On Thu, Jan 21, 2021, Sean Christopherson wrote:
> On Tue, Jan 12, 2021, Ben Gardon wrote:
> > +static void tdp_mmu_unlink_page(struct kvm *kvm, struct kvm_mmu_page *sp,
> > +				bool atomic)
> > +{
> > +	if (atomic)
> 
> Summarizing an off-list discussion with Ben:
> 
> This path isn't reachable in this series, which means all the RCU stuff is more
> or less untestable.  Only the page fault path modifies the MMU while hold a read
> lock, and it can't zap non-leaf shadow pages (only zaps large SPTEs and installs
> new SPs).

Aha!  I was wrong.  This will be hit when KVM zaps a 4k SPTE and installs a
large SPTE overtop a SP, e.g. if the host migrates a page for compaction and
creates a new THP.

  tdp_mmu_map_handle_target_level()
     tdp_mmu_set_spte_atomic()
       handle_changed_spte()
         __handle_changed_spte()
	   handle_disconnected_tdp_mmu_page()
	     tdp_mmu_unlink_page()

> The intent is to convert other zap-happy paths to a read lock, notably
> kvm_mmu_zap_collapsible_sptes() and kvm_recover_nx_lpages().  Ben will include
> patches to convert at least one of those in the next version of this series so
> that there is justification and coverage for the RCU-deferred freeing.
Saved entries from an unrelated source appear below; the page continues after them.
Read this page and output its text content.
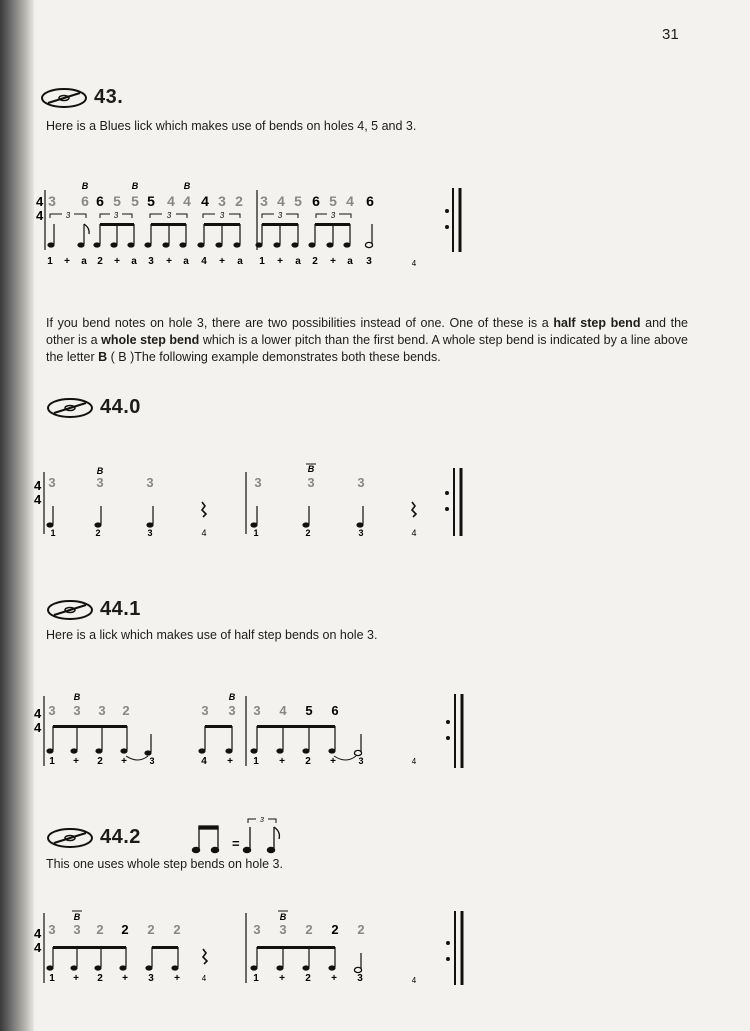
31
43.
Here is a Blues lick which makes use of bends on holes 4, 5 and 3.
4
4
B	B	B
3 6 6 5 5 5 4 4 4 3 2 3 4 5 6 5 4 6
3	3	3	3	3	3
1 + a 2 + a 3 + a 4 + a 1 + a 2 + a 3	4
If you bend notes on hole 3, there are two possibilities instead of one. One of these is a half step bend and the other is a whole step bend which is a lower pitch than the first bend. A whole step bend is indicated by a line above the letter B ( B )The following example demonstrates both these bends.
44.0
4
4
B	B
3	3	3	3	3
3
1	2	3	4	1	2	3	4
44.1
Here is a lick which makes use of half step bends on hole 3.
4
4
B	B
3 3 3 2	3 3 3 4 5 6
1 + 2 +	3	4 + 1 + 2 +	3	4
44.2	=
3
This one uses whole step bends on hole 3.
4
4
B	B
3 3 2 2 2 2	3 3 2 2 2
1 + 2 + 3 +	4	1 + 2 + 3	4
Somewhat offtopic, zap_collapsible_spte_range() looks wrong.  It zaps non-leaf
SPs, and has several comments that make it quite clear that that's its intent,
but the logic is messed up.  For non-leaf SPs, PFN points at the next table, not
the final PFN that is mapped into the guest.  That absolutely should never be a
reserved PFN, and whether or not its a huge page is irrelevant.  My analysis is
more or less confirmed by looking at Ben's internal code, which explicitly does
the exact opposite in that it explicitly zaps leaf SPTEs.

	tdp_root_for_each_pte(iter, root, start, end) {
		/* Ensure forward progress has been made before yielding. */
		if (iter.goal_gfn != last_goal_gfn &&
		    tdp_mmu_iter_flush_cond_resched(kvm, &iter)) {
			last_goal_gfn = iter.goal_gfn;
			spte_set = false;
			/*
			 * Yielding caused the paging structure walk to be
			 * reset so skip to the next iteration to continue the
			 * walk from the root.
			 */
			continue;
		}

		if (!is_shadow_present_pte(iter.old_spte) ||
		    is_last_spte(iter.old_spte, iter.level)) <--- inverted?
			continue;

		pfn = spte_to_pfn(iter.old_spte); <-- this would be the page table?
		if (kvm_is_reserved_pfn(pfn) ||
		    !PageTransCompoundMap(pfn_to_page(pfn)))
			continue;

		tdp_mmu_set_spte(kvm, &iter, 0);
		spte_set = true;
	}


Coming back to this series, I wonder if the RCU approach is truly necessary to
get the desired scalability.  If both zap_collapsible_sptes() and NX huge page
recovery zap _only_ leaf SPTEs, then the only path that can actually unlink a
shadow page while holding the lock for read is the page fault path that installs
a huge page over an existing shadow page.

Assuming the above analysis is correct, I think it's worth exploring alternatives
to using RCU to defer freeing the SP memory, e.g. promoting to a write lock in
the specific case of overwriting a SP (though that may not exist for rwlocks),
or maybe something entirely different?

I actually do like deferred free concept, but I find it difficult to reason
about exactly what protections are provided by RCU, and what even _needs_ to be
protected.  Maybe we just need to add some __rcu annotations?